MzeroMiko / VMamba

VMamba: Visual State Space Models,code is based on mamba
MIT License
2.08k stars 129 forks source link

Some differences between the code and the paper #116

Open ydhongHIT opened 6 months ago

ydhongHIT commented 6 months ago

Hi, thanks for your great work! I have two small questions about the differences between the code and the paper. First, the base model is inferior to the small model in your arxiv paper. How did you solve the problem? Second, I see the usage of MLP in your code but it does not belong to the original mamba block (or the modified block in the paper). What are the effects of using MLP?

MzeroMiko commented 6 months ago
  1. We just used another drop_path to raise the performance. (We will try more hyperparameter settings in the future.)

  2. We used MLP mainly because the MLP is one of the most efficient operations (the highest throughput / FLOPs).

ydhongHIT commented 6 months ago
  1. We just used another drop_path to raise the performance. (We will try more hyperparameter settings in the future.)
  2. We used MLP mainly because the MLP is one of the most efficient operations (the highest throughput / FLOPs).

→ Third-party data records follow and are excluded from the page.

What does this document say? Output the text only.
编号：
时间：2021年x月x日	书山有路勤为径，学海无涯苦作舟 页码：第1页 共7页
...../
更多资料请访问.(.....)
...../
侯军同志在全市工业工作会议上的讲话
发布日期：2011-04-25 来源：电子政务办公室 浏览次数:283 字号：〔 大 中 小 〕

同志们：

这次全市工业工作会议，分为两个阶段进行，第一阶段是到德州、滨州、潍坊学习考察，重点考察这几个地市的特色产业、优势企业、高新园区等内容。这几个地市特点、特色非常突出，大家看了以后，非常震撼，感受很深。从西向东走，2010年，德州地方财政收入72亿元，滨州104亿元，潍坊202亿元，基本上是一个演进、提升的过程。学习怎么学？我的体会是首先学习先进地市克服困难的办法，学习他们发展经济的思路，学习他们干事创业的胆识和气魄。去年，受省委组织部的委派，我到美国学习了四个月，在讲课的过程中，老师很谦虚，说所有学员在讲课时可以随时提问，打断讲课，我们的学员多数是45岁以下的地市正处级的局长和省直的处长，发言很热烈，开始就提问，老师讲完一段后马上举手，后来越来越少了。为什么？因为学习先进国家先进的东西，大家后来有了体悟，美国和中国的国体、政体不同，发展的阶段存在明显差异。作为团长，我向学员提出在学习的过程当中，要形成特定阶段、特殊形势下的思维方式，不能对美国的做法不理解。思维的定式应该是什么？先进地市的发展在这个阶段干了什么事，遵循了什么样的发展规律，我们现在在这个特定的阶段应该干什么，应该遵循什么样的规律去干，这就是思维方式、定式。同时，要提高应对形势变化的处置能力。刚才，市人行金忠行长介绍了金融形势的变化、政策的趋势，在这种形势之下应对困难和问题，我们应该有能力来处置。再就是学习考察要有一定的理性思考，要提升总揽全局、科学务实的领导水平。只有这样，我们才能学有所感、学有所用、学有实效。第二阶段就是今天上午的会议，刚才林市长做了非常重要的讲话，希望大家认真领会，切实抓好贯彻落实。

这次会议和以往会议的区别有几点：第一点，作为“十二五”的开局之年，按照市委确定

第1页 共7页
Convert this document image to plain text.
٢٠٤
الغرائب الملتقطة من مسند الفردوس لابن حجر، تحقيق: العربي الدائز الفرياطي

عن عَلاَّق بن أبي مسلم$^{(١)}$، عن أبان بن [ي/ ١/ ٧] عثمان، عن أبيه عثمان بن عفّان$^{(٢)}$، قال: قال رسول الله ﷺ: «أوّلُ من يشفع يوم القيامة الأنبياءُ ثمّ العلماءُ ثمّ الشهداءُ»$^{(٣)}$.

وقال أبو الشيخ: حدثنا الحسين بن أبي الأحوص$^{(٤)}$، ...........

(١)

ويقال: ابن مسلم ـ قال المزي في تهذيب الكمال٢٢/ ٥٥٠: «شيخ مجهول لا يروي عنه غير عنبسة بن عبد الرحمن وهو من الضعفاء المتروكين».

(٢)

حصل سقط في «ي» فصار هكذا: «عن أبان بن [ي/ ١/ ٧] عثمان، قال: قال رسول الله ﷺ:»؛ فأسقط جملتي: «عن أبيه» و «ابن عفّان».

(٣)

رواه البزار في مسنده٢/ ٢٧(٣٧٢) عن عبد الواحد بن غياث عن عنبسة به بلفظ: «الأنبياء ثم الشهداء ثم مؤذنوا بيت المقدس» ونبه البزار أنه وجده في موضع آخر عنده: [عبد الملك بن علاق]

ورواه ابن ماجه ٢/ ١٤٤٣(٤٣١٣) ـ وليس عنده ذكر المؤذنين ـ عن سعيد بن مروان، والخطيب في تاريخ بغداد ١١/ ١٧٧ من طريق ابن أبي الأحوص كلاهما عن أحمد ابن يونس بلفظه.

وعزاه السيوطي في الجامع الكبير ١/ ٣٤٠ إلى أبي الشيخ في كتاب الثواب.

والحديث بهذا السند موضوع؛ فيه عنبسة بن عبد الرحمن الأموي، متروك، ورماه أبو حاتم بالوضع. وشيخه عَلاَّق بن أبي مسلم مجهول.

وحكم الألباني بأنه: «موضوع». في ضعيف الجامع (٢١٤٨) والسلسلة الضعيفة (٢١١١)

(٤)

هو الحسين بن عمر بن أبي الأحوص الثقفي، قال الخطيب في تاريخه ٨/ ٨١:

Thank you for your reply. Regarding to the second question, when you use MLP, the number of mamba blocks should be reduced by half to keep parameters unchanged. I'm curious as to what effect replacing half of the mamba blocks with MLPs would have on accuracy?

MzeroMiko commented 6 months ago

The accuracy falls for sure when just reduces the layers. So it is hard to keep balance between speed and performance.

ydhongHIT commented 6 months ago

The accuracy falls for sure when just reduces the layers. So it is hard to keep balance between speed and performance.

ydhongHIT commented 6 months ago

Hi, have you compared the training efficiency of vision mamba and vision transformer of the same size? I think Vmamba is several times less efficient than ViT. Do you think so too? Is there any solution?